Reasons without virtue

In its June 21-22 edition the venerable Wall Street Journal published an op-ed, “Gay Marriage Is Good for America”, in which Jonathan Rauch argued in support of the California supreme court’s recent decision to allow homosexual marriage. There have been many such favorable articles, but this one is the best illustration I have seen of the inexorable logic of rationalization that drives those who choose a moral disorder upon which to base their lives. It achieved an air of complete unreality.

There is a Jonathan Swift aspect to Jonathan Rauch’s argument that would serve it well if it were intended as satire. In his Modest Proposal Swift suggested eating babies to alleviate the famine in Ireland: “I have been assured by a very knowing American of my acquaintance in London, that a young healthy child well nursed is at a year old a most delicious, nourishing, and wholesome food, whether stewed, roasted, baked, or boiled.” This was brought to mind by Rauch’s suggestion that homosexual marriage required only “modest changes to existing family laws.” Homosexual marriage, he claimed, would serve to stabilize American society “on the conservative -- in fact, traditional -- grounds that gay souls and straight society are healthiest when sex, love and marriage all walk in step.” However, Rauch is not a satirist. He is serious, which would make it funnier, if it wasn’t so sad.

Rauch wrote, quite correctly, that marriage is not only a contract between two people; it is a contract with the community which recognizes it. The couple is bound “to society with a host of legal and social ties”. However, can you spot the missing word in this formulation? It is the word “moral”, which does not appear once in Rauch’s disquisition. There is a reason for this.

Rationalizations for moral misbehavior work like this. Anyone who chooses an evil act must present it to himself as good; otherwise, as Aristotle taught, he would be incapable of choosing it. In our minds we replace the reality of the moral order with something more compatible with the activity we are excusing -- in this case, sodomy. In short, we assert that bad is good. For any individual, moral failure is hard to live with because of the nagging of conscience. Usually, conscience wins, and the person repents -- first of all by admitting to the evil nature of the act committed. The temporary rationalization crumbles and moral reality is restored.

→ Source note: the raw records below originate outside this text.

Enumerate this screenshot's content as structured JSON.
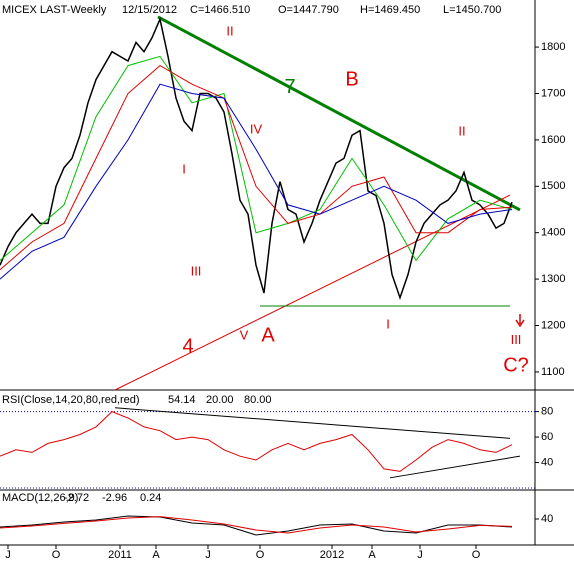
{
  "chart_data": [
    {
      "type": "line",
      "title": "MICEX LAST-Weekly",
      "header_values": [
        "12/15/2012",
        "C=1466.510",
        "O=1447.790",
        "H=1469.450",
        "L=1450.700"
      ],
      "xlim": [
        0,
        133.75
      ],
      "ylim": [
        1061,
        1895
      ],
      "yticks": [
        1100,
        1200,
        1300,
        1400,
        1500,
        1600,
        1700,
        1800
      ],
      "series": [
        {
          "color": "#000000",
          "x": [
            0,
            2,
            4,
            6,
            8,
            10,
            12,
            14,
            16,
            18,
            20,
            22,
            24,
            26,
            28,
            30,
            32,
            34,
            36,
            38,
            40,
            42,
            44,
            46,
            48,
            50,
            52,
            54,
            56,
            58,
            60,
            62,
            64,
            66,
            68,
            70,
            72,
            74,
            76,
            78,
            80,
            82,
            84,
            86,
            88,
            90,
            92,
            94,
            96,
            98,
            100,
            102,
            104,
            106,
            108,
            110,
            112,
            114,
            116,
            118,
            120,
            122,
            124,
            126,
            128
          ],
          "values": [
            1330,
            1370,
            1400,
            1420,
            1440,
            1420,
            1420,
            1500,
            1540,
            1560,
            1610,
            1680,
            1730,
            1760,
            1790,
            1780,
            1770,
            1810,
            1790,
            1820,
            1860,
            1780,
            1690,
            1640,
            1620,
            1700,
            1700,
            1690,
            1660,
            1570,
            1470,
            1440,
            1330,
            1270,
            1420,
            1510,
            1450,
            1440,
            1380,
            1420,
            1470,
            1510,
            1550,
            1560,
            1610,
            1620,
            1490,
            1480,
            1420,
            1310,
            1260,
            1310,
            1380,
            1420,
            1440,
            1460,
            1470,
            1490,
            1530,
            1470,
            1460,
            1440,
            1410,
            1420,
            1466
          ]
        },
        {
          "color": "#00c000",
          "x": [
            0,
            8,
            16,
            24,
            32,
            40,
            48,
            56,
            64,
            72,
            80,
            88,
            96,
            104,
            112,
            120,
            128
          ],
          "values": [
            1340,
            1400,
            1460,
            1650,
            1760,
            1780,
            1680,
            1700,
            1400,
            1420,
            1450,
            1560,
            1460,
            1340,
            1430,
            1470,
            1450
          ]
        },
        {
          "color": "#e00000",
          "x": [
            0,
            8,
            16,
            24,
            32,
            40,
            48,
            56,
            64,
            72,
            80,
            88,
            96,
            104,
            112,
            120,
            128
          ],
          "values": [
            1320,
            1380,
            1420,
            1560,
            1700,
            1760,
            1720,
            1690,
            1500,
            1420,
            1440,
            1500,
            1520,
            1400,
            1400,
            1450,
            1455
          ]
        },
        {
          "color": "#0000c0",
          "x": [
            0,
            8,
            16,
            24,
            32,
            40,
            48,
            56,
            64,
            72,
            80,
            88,
            96,
            104,
            112,
            120,
            128
          ],
          "values": [
            1300,
            1360,
            1390,
            1500,
            1600,
            1720,
            1700,
            1690,
            1580,
            1460,
            1440,
            1470,
            1500,
            1470,
            1420,
            1440,
            1450
          ]
        }
      ],
      "trendlines": [
        {
          "color": "#008000",
          "x": [
            39.5,
            130
          ],
          "y": [
            1865,
            1449
          ]
        },
        {
          "color": "#e00000",
          "x": [
            28.75,
            127.5
          ],
          "y": [
            1061,
            1481
          ]
        },
        {
          "color": "#008000",
          "x": [
            65,
            127.5
          ],
          "y": [
            1242,
            1242
          ]
        }
      ],
      "annotations": [
        {
          "text": "II",
          "x": 57.5,
          "y": 1832
        },
        {
          "text": "7",
          "x": 72.5,
          "y": 1712,
          "color": "#008000"
        },
        {
          "text": "B",
          "x": 88,
          "y": 1729
        },
        {
          "text": "IV",
          "x": 64,
          "y": 1621
        },
        {
          "text": "I",
          "x": 46,
          "y": 1535
        },
        {
          "text": "II",
          "x": 115.5,
          "y": 1617
        },
        {
          "text": "III",
          "x": 49,
          "y": 1315
        },
        {
          "text": "V",
          "x": 61,
          "y": 1177
        },
        {
          "text": "A",
          "x": 67,
          "y": 1177
        },
        {
          "text": "4",
          "x": 47,
          "y": 1153
        },
        {
          "text": "I",
          "x": 97,
          "y": 1201
        },
        {
          "text": "III",
          "x": 129,
          "y": 1168
        },
        {
          "text": "C?",
          "x": 129,
          "y": 1112
        }
      ]
    },
    {
      "type": "line",
      "title": "RSI(Close,14,20,80,red,red)",
      "readouts": [
        {
          "text": "54.14",
          "color": "#e00000"
        },
        {
          "text": "20.00",
          "color": "#0000c0"
        },
        {
          "text": "80.00",
          "color": "#0000c0"
        }
      ],
      "xlim": [
        0,
        133.75
      ],
      "ylim": [
        20,
        95.4
      ],
      "yticks": [
        40,
        60,
        80
      ],
      "levels": [
        20,
        80
      ],
      "series": [
        {
          "color": "#e00000",
          "x": [
            0,
            4,
            8,
            12,
            16,
            20,
            24,
            28,
            32,
            36,
            40,
            44,
            48,
            52,
            56,
            60,
            64,
            68,
            72,
            76,
            80,
            84,
            88,
            92,
            96,
            100,
            104,
            108,
            112,
            116,
            120,
            124,
            128
          ],
          "values": [
            45,
            50,
            48,
            55,
            58,
            62,
            68,
            80,
            75,
            68,
            65,
            58,
            60,
            58,
            50,
            45,
            42,
            50,
            55,
            50,
            55,
            58,
            62,
            50,
            35,
            33,
            42,
            52,
            58,
            55,
            50,
            48,
            54
          ]
        }
      ],
      "trendlines": [
        {
          "color": "#000000",
          "x": [
            28.75,
            127.5
          ],
          "y": [
            83,
            59
          ]
        },
        {
          "color": "#000000",
          "x": [
            97.5,
            130
          ],
          "y": [
            28,
            45
          ]
        }
      ]
    },
    {
      "type": "line",
      "title": "MACD(12,26,9)",
      "readouts": [
        {
          "text": "-2.72",
          "color": "#e00000"
        },
        {
          "text": "-2.96",
          "color": "#000000"
        },
        {
          "text": "0.24",
          "color": "#008000"
        }
      ],
      "xlim": [
        0,
        133.75
      ],
      "ylim": [
        -90,
        185
      ],
      "yticks": [
        40
      ],
      "xticks": [
        {
          "value": 2,
          "label": "J"
        },
        {
          "value": 14,
          "label": "O"
        },
        {
          "value": 30,
          "label": "2011"
        },
        {
          "value": 39,
          "label": "A"
        },
        {
          "value": 52,
          "label": "J"
        },
        {
          "value": 65,
          "label": "O"
        },
        {
          "value": 83,
          "label": "2012"
        },
        {
          "value": 93,
          "label": "A"
        },
        {
          "value": 105,
          "label": "J"
        },
        {
          "value": 119,
          "label": "O"
        }
      ],
      "series": [
        {
          "color": "#000000",
          "x": [
            0,
            8,
            16,
            24,
            32,
            40,
            48,
            56,
            64,
            72,
            80,
            88,
            96,
            104,
            112,
            120,
            128
          ],
          "values": [
            0,
            10,
            25,
            35,
            55,
            50,
            20,
            10,
            -40,
            -20,
            10,
            15,
            -20,
            -30,
            10,
            10,
            0
          ]
        },
        {
          "color": "#e00000",
          "x": [
            0,
            8,
            16,
            24,
            32,
            40,
            48,
            56,
            64,
            72,
            80,
            88,
            96,
            104,
            112,
            120,
            128
          ],
          "values": [
            -5,
            5,
            18,
            30,
            45,
            52,
            35,
            15,
            -15,
            -30,
            -5,
            10,
            0,
            -25,
            -10,
            8,
            3
          ]
        }
      ]
    }
  ]
}
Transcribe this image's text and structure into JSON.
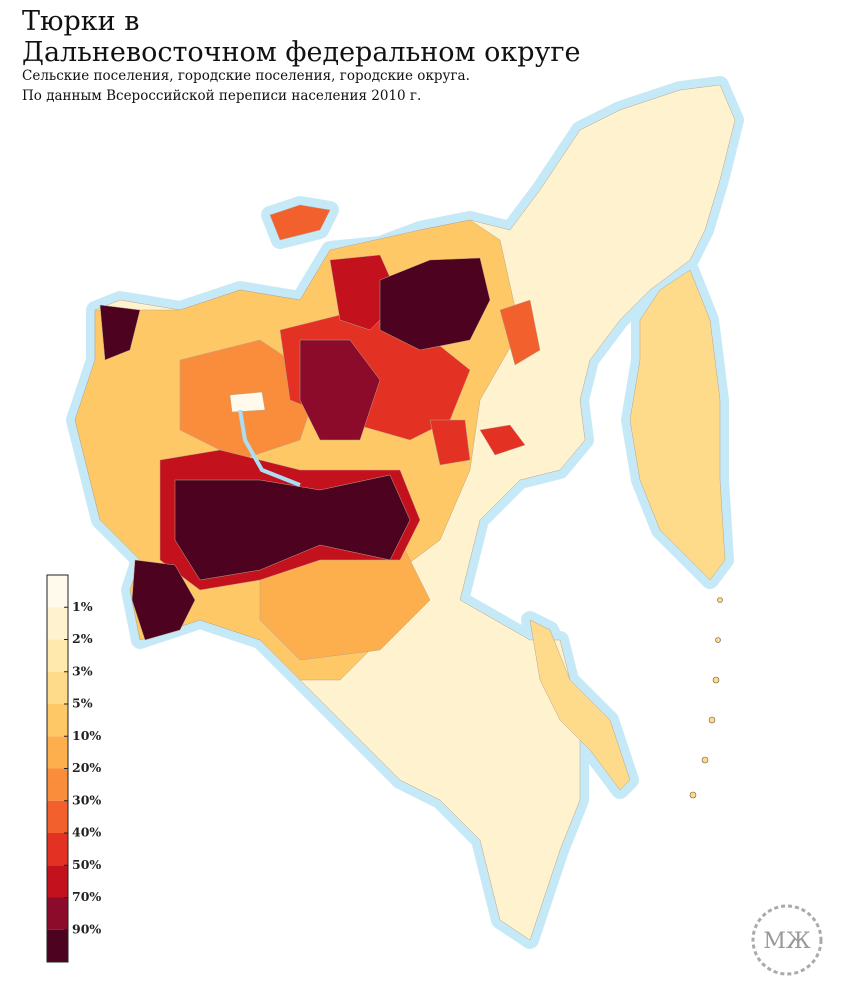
{
  "header": {
    "title_line1": "Тюрки в",
    "title_line2": "Дальневосточном федеральном округе",
    "subtitle_line1": "Сельские поселения, городские поселения, городские округа.",
    "subtitle_line2": "По данным Всероссийской переписи населения 2010 г."
  },
  "legend": {
    "colors": [
      "#fffaeb",
      "#fff3cf",
      "#ffe9ad",
      "#fedb8a",
      "#fec866",
      "#fdaf4e",
      "#f98d3c",
      "#f2602e",
      "#e33124",
      "#c4111e",
      "#8c0a2a",
      "#4d0320"
    ],
    "labels": [
      "1%",
      "2%",
      "3%",
      "5%",
      "10%",
      "20%",
      "30%",
      "40%",
      "50%",
      "70%",
      "90%"
    ]
  },
  "logo": {
    "text": "МЖ"
  }
}
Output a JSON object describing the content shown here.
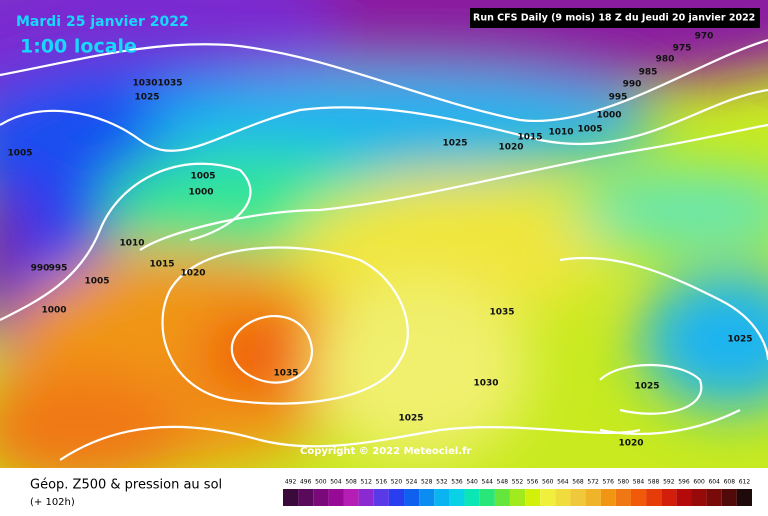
{
  "header": {
    "date": "Mardi 25 janvier 2022",
    "time": "1:00 locale",
    "run": "Run CFS Daily (9 mois) 18 Z du Jeudi 20 janvier 2022"
  },
  "isobar_labels": [
    "1030",
    "1035",
    "1025",
    "1005",
    "1005",
    "1000",
    "1010",
    "1015",
    "1020",
    "990",
    "995",
    "1005",
    "1000",
    "1035",
    "1025",
    "1020",
    "1015",
    "1010",
    "1005",
    "1000",
    "995",
    "990",
    "985",
    "980",
    "975",
    "970",
    "1035",
    "1030",
    "1025",
    "1020",
    "1025",
    "1025"
  ],
  "copyright": "Copyright © 2022 Meteociel.fr",
  "legend": {
    "title": "Géop. Z500 & pression au sol",
    "subtitle": "(+ 102h)",
    "scale": {
      "values": [
        492,
        496,
        500,
        504,
        508,
        512,
        516,
        520,
        524,
        528,
        532,
        536,
        540,
        544,
        548,
        552,
        556,
        560,
        564,
        568,
        572,
        576,
        580,
        584,
        588,
        592,
        596,
        600,
        604,
        608,
        612
      ],
      "colors": [
        "#3a0a3a",
        "#5a0a5a",
        "#7a0a7a",
        "#960a96",
        "#b41eb4",
        "#8a2ad0",
        "#5a3ae6",
        "#2a3ef0",
        "#1060f0",
        "#0a8cf0",
        "#0ab4f0",
        "#0ad2e6",
        "#0ae6b4",
        "#28e678",
        "#64e63c",
        "#a0ea1e",
        "#d2f00a",
        "#f0f03c",
        "#f0dc3c",
        "#f0c83c",
        "#f0b428",
        "#f09614",
        "#f07814",
        "#f05a0a",
        "#e63c0a",
        "#d21e0a",
        "#b40a0a",
        "#960a0a",
        "#780a0a",
        "#500a0a",
        "#1e0a0a"
      ]
    }
  }
}
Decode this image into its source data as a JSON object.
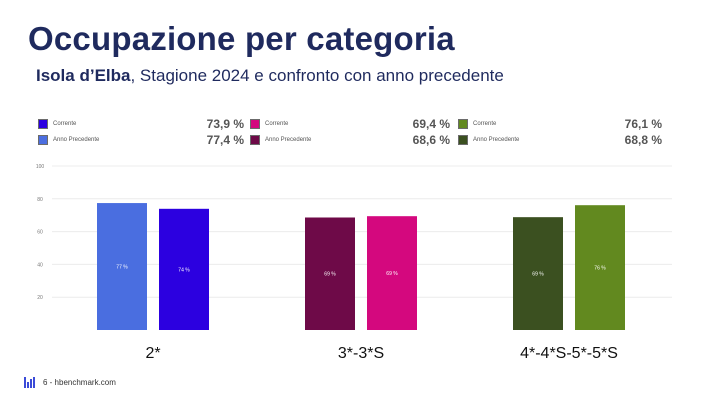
{
  "title": "Occupazione per categoria",
  "subtitle": {
    "bold": "Isola d’Elba",
    "rest": ", Stagione 2024 e confronto con anno precedente"
  },
  "legend_groups": [
    {
      "current_label": "Corrente",
      "previous_label": "Anno Precedente",
      "current_value": "73,9 %",
      "previous_value": "77,4 %",
      "current_color": "#2c00e0",
      "previous_color": "#4c6ee0"
    },
    {
      "current_label": "Corrente",
      "previous_label": "Anno Precedente",
      "current_value": "69,4 %",
      "previous_value": "68,6 %",
      "current_color": "#d4087e",
      "previous_color": "#6e0a48"
    },
    {
      "current_label": "Corrente",
      "previous_label": "Anno Precedente",
      "current_value": "76,1 %",
      "previous_value": "68,8 %",
      "current_color": "#62891f",
      "previous_color": "#3b5020"
    }
  ],
  "chart_data": {
    "type": "bar",
    "categories": [
      "2*",
      "3*-3*S",
      "4*-4*S-5*-5*S"
    ],
    "series": [
      {
        "name": "Anno Precedente",
        "values": [
          77.4,
          68.6,
          68.8
        ],
        "labels": [
          "77 %",
          "69 %",
          "69 %"
        ],
        "colors": [
          "#4a6ee0",
          "#6e0a48",
          "#3b5020"
        ]
      },
      {
        "name": "Corrente",
        "values": [
          73.9,
          69.4,
          76.1
        ],
        "labels": [
          "74 %",
          "69 %",
          "76 %"
        ],
        "colors": [
          "#2c00e0",
          "#d4087e",
          "#62891f"
        ]
      }
    ],
    "ylim": [
      0,
      100
    ],
    "yticks": [
      "20",
      "40",
      "60",
      "80",
      "100"
    ],
    "grid": true
  },
  "footer": {
    "text": "6 - hbenchmark.com"
  }
}
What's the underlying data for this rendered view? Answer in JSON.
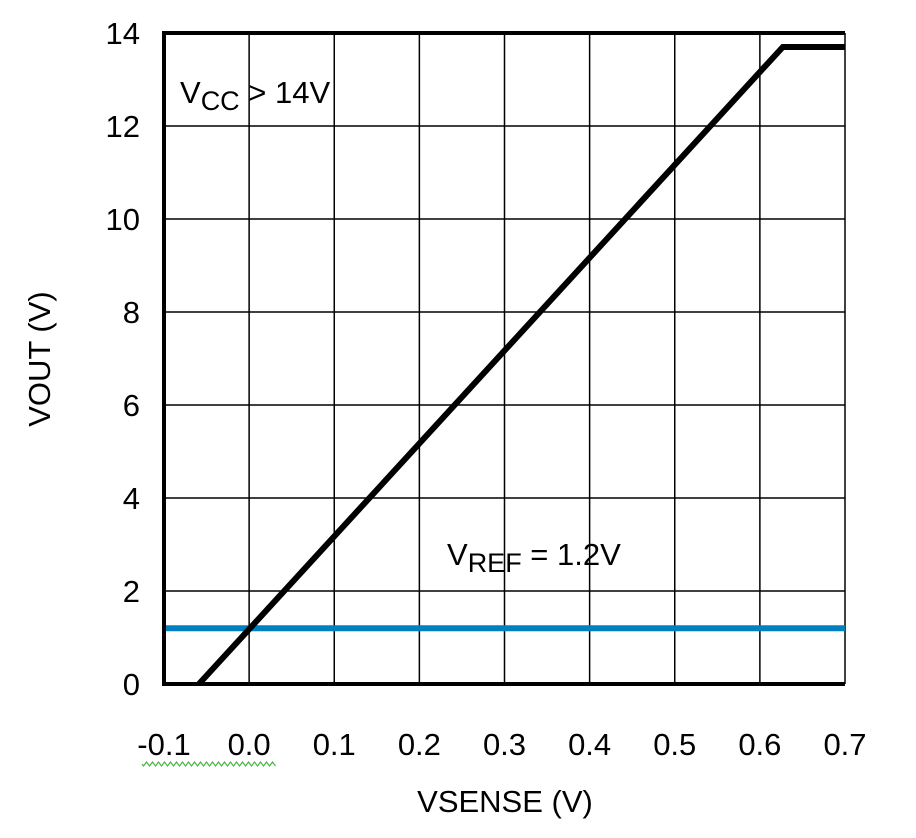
{
  "chart_data": {
    "type": "line",
    "xlabel": "VSENSE (V)",
    "ylabel": "VOUT (V)",
    "xlim": [
      -0.1,
      0.7
    ],
    "ylim": [
      0,
      14
    ],
    "xticks": [
      "-0.1",
      "0.0",
      "0.1",
      "0.2",
      "0.3",
      "0.4",
      "0.5",
      "0.6",
      "0.7"
    ],
    "xtick_values": [
      -0.1,
      0.0,
      0.1,
      0.2,
      0.3,
      0.4,
      0.5,
      0.6,
      0.7
    ],
    "yticks": [
      "0",
      "2",
      "4",
      "6",
      "8",
      "10",
      "12",
      "14"
    ],
    "ytick_values": [
      0,
      2,
      4,
      6,
      8,
      10,
      12,
      14
    ],
    "grid": true,
    "series": [
      {
        "color": "#000000",
        "x": [
          -0.059,
          0.627,
          0.7
        ],
        "y": [
          0,
          13.7,
          13.7
        ]
      },
      {
        "color": "#0080c0",
        "x": [
          -0.1,
          0.7
        ],
        "y": [
          1.2,
          1.2
        ]
      }
    ],
    "annotations": [
      {
        "main": "V",
        "sub": "CC",
        "rest": " > 14V"
      },
      {
        "main": "V",
        "sub": "REF",
        "rest": " = 1.2V"
      }
    ]
  }
}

Habitual moral failure, however, can be lived with only by obliterating conscience through a more permanent rationalization. As I wrote in National Review several years ago, “If you are going to center your public life on the private act of sodomy, you had better transform sodomy into a highly moral act. If sodomy is a moral disorder, it cannot be legitimately advanced on the legal or civil level.” On the other hand, if it is a highly moral act, it should -- in fact, must -- serve as the basis for marriage, family, and community. This requires the assent of the community to the normative nature of the act of sodomy. In other words, we all must say that the bad is good.

This is why advocates of the homosexual cause like Mr. Rauch insist that everyone participates in the rationalization -- in this case, by making homosexual marriage legal. If the community gives the assent he seeks, then the rationalization is safe; the unreality has been securely established legally as the new reality. (Speak against the new reality and you may be committing a hate crime.) However, the community is not safe -- despite Rauch’s claims that homosexual marriage “is good for America.” Why not?

By endorsing the unreality of the rationalization, the community undermines its own real foundations. (Even if the communities are unwilling to do this, the courts will do it for them.) Read the opening to Aristotle’s Politics. It begins with a man and a woman in marriage as the foundation of the polis – not with Jim and Ed, or Phyllis and Jane. Try to imagine a polis founded on such relationships. You cannot. As it could not perpetuate itself, it could not survive. Then ask yourself: why did Aristotle understand this and the homosexual proponents of marriage do not?

Perhaps the answer is in the prerequisite that Aristotle required of anyone before they could truly philosophize: moral virtue, without which one simply rationalizes one’s moral misbehavior. Our founding fathers also knew that the key to democratic constitutional rule is virtue. Only a virtuous person is capable of rational consent because only a virtuous person’s reason is unclouded by the habitual rationalizations of vice. Vice inevitably infects the faculty of judgment. When that happens broadly to the public, you can kiss your democracy goodbye. The California supreme court just said goodbye.

Robert R. Reilly writes from Washington DC. He is a contributing editor to Crisis magazine.